Donnerbauer/Karner: SP-Berger soll sich für Bedienstete stark machen, nicht für Häftlinge

VP-Justizsprecher und VPNÖ-Sicherheitssprecher orten schwere Versäumnisse der SPÖ-Justizministerin bei Lokalaugenschein in Justizanstalt Krems/Stein

St. Pölten (NÖI) - "Für die Häftlinge ist offensichtlich mehr Geld da als für die Bediensteten, die ihren Job im Sinne der Sicherheit machen. Die SPÖ-Ministerin Berger soll sich nicht dauernd für gefährliche Straftäter stark machen, sondern endlich für die hart arbeitenden Justizwachebeamten", kritisieren VPNÖ-Sicherheitssprecher LAbg. Mag. Gerhard Karner und VP-Justizsprecher NRAbg. Heribert Donnerbauer nach einem Lokalaugenschein in der Justizanstalt Krems/Stein.

"Das größte Problem ist nach wie vor, dass die Leitung der Sicherheitsabteilung in der Vollzugsdirektion (zuständige Behörde für den Strafvollzug, Anm.) von der SP-Ministerin aus parteipolitischen Gründen einfach nicht besetzt wird. Damit hängen die Beamten in der Luft und werden in ihrer Arbeit blockiert. Das ist schlicht und einfach fahrlässig", erneuert Karner seine Kritik an der Justizministerin nach einem Gespräch mit Personalvertretern und Mitarbeitern. Donnerbauer dazu: "Es gibt einen geeigneten Bewerber für diesen Job, aber Berger will ihn scheinbar nicht. Die Nichtbesetzung gefährdet die Sicherheit der Beamten aufs Schärfste, weil die Aus- und Weiterbildung zum Stehen kommt."
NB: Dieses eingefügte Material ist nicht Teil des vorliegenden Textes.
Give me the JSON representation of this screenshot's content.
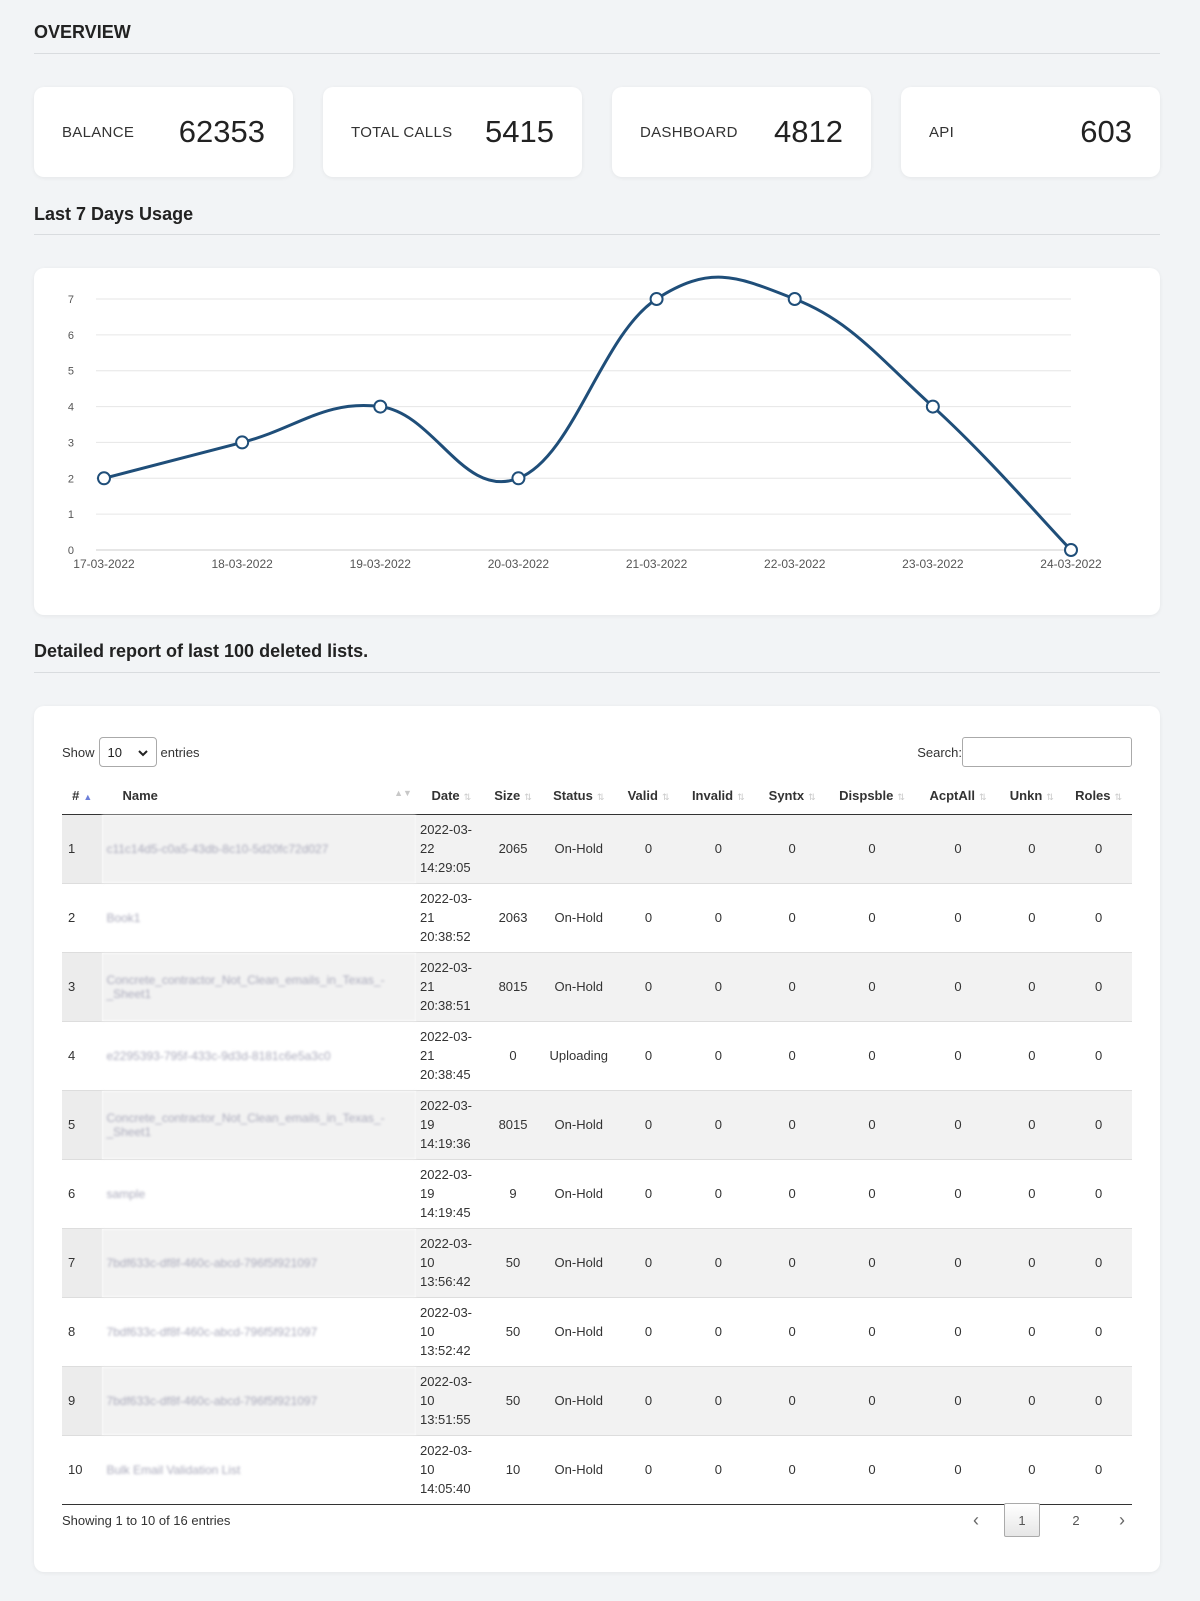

Dies sei auch ein Grund, warum die Mitarbeiter gegenüber der Rechnungshof-Kritik in Schutz zu nehmen seien, so Karner:
"Verantwortlich ist die Ministerin, die Schlüsselstellen einfach nicht besetzt!". Insgesamt pochen Karner und Donnerbauer darauf, dass der jüngste Rechnungshof-Bericht zur Justizanstalt Stein in erster Linie Auftrag für die SP-Ministerin sei. Dies betreffe etwa auch den Einsatz von Drogenspürhunden, der von der Justizministerin mit einem Wisch abgelehnt worden sei. Donnerbauer: "Es gibt Wachebeamte in der Justizanstalt Stein, die gerne mit einem Drogenhund arbeiten wollen. Das wäre eine wichtige Maßnahme, um dem Drogenschmuggel in der Anstalt den Kampf anzusagen. Berger soll am besten gleich am Freitag bei ihrem Besuch in der Justizanstalt die Zusage für einen Drogenhund mitnehmen", fordert Donnerbauer.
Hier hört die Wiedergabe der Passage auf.